On Sept. 26, Hillary Clinton and Donald Trump will face off in Dayton, Ohio, for what’s anticipated to be the most-watched presidential debate in history. Republicans need Gary Johnson to be on the stage.
Normally, both parties try to marginalize third-party candidates and keep them from getting publicity in order to prevent them from siphoning off supporters. But some Republicans just can’t vote for Trump (or Clinton) for president, yet vulnerable GOP Members need those voters to turn out for races down the ballot.
Considering Trump had a 28 percent negative rating among Republicans in the June 19-23 NBC News/Wall Street Journal survey, there is a good chance some Republicans can’t stomach either presidential nominee.

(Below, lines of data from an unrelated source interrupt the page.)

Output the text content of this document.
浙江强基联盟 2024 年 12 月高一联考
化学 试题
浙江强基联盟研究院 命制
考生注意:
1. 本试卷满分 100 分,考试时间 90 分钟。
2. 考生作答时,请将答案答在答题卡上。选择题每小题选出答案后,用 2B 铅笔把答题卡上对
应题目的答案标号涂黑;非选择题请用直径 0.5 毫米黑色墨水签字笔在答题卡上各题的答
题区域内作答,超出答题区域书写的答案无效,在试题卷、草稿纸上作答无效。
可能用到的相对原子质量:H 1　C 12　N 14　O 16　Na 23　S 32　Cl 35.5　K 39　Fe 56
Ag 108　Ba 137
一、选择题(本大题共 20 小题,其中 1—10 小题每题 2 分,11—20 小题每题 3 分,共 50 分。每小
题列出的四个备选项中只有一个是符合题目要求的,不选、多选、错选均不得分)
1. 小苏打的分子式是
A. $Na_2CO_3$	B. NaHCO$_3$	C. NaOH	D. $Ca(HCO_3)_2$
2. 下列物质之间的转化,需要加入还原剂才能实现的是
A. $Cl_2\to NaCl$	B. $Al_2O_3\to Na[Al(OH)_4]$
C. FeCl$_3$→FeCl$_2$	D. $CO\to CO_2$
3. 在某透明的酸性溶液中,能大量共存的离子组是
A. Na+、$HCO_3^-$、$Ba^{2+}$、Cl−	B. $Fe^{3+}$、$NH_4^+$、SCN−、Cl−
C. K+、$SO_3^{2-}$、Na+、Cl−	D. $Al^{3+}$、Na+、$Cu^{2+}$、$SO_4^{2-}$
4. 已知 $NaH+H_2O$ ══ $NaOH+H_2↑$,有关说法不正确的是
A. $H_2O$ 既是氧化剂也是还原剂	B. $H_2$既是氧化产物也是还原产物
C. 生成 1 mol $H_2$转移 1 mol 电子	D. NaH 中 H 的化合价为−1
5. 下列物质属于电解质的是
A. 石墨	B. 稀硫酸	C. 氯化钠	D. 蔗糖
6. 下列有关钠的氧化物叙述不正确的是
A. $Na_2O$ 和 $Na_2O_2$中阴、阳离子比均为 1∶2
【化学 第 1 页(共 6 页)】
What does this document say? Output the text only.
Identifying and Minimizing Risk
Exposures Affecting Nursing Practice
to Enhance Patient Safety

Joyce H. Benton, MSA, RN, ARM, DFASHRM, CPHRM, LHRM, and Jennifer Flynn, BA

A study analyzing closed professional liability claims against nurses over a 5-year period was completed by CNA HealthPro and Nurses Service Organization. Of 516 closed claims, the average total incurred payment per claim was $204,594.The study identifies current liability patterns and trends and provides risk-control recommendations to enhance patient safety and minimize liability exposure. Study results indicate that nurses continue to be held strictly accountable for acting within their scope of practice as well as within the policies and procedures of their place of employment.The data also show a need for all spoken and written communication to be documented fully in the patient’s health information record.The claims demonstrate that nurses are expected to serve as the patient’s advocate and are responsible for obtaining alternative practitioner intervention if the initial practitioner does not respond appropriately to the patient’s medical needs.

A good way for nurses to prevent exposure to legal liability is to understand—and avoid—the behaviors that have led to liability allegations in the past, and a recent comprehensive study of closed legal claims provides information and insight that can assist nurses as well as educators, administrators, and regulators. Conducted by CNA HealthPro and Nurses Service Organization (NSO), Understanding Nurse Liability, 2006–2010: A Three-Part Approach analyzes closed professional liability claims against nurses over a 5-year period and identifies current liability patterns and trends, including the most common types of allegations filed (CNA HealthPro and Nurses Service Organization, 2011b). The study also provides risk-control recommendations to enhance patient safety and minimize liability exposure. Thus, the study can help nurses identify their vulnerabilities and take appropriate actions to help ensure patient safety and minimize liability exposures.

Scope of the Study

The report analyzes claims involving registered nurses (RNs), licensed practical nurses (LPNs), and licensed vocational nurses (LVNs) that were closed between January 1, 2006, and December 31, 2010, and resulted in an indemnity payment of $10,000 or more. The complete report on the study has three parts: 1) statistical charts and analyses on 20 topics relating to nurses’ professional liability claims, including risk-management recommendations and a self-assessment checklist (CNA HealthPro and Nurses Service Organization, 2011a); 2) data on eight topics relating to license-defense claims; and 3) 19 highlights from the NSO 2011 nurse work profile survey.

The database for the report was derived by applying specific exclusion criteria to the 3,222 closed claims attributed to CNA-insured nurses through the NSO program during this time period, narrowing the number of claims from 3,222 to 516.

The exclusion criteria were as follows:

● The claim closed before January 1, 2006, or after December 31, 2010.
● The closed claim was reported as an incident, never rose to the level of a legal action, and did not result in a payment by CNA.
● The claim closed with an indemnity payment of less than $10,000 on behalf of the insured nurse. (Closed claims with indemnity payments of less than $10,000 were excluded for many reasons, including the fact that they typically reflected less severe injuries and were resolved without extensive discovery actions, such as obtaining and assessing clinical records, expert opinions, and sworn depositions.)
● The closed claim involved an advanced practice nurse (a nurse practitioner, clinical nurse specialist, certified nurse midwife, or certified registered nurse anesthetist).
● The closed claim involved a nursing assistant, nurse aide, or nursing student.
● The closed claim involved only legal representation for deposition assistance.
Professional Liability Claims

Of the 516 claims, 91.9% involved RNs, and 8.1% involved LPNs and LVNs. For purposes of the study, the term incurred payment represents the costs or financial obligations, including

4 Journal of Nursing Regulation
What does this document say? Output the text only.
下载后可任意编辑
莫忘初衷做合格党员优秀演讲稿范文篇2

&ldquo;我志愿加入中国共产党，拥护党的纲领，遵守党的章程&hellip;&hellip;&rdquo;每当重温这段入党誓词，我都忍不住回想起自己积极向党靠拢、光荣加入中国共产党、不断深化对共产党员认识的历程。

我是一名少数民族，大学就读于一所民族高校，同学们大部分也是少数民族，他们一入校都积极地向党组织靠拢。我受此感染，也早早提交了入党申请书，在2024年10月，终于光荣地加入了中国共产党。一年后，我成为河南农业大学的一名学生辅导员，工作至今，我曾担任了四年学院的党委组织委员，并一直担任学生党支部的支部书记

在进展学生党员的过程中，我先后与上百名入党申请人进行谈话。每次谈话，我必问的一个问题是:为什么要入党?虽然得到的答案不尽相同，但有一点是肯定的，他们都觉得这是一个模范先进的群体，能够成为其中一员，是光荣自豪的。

Johnson , a former Republican governor of New Mexico, could be a viable alternative for Republicans looking to voice their disapproval of both parties.
“We don’t just need Republicans, we need independents who look like us,” according to one veteran GOP strategist.
One way to elevate Johnson’s profile is to be on the stage at Wright State University for the first debate, but he’ll need to meet the requirements from the Commission on Presidential Debates .
“Under the 2016 criteria, in addition to being constitutionally eligible, candidates must appear on a sufficient number of state ballots to have a mathematical chance of winning a majority vote in the Electoral College, and have a level of support of at least 15 percent of the national electorate as determined by five selected national public opinion polling organizations, using the average of those organizations’ most recently publicly reported results at the time of the determination,” according to the commission’s website.
As of Tuesday, Johnson was at 7.8 percent in the RealClearPolitics polling average in four-way ballot tests that included Trump, Clinton, and Green Party candidate Jill Stein. But Johnson was at 10 percent in the new, June NBC News/Wall Street Journal poll .
If Republicans make up the same percentage of the vote as they did in the last presidential election, and all of those Republicans vote for their GOP senator, that will get Mark S. Kirk to 27 percent of the vote in Illinois. It will get Ron Johnson 32 percent in Wisconsin. Rob Portman will get 31 percent in Ohio, Patrick J. Toomey 35 percent in Pennsylvania, Richard Burr 33 percent in North Carolina, and Kelly Ayotte 27 percent in New Hampshire.
Those vulnerable senators need to make up the rest of the ground to another term with a combination of Independents and Democrats, which won’t be an easy task with Trump hanging over the GOP brand.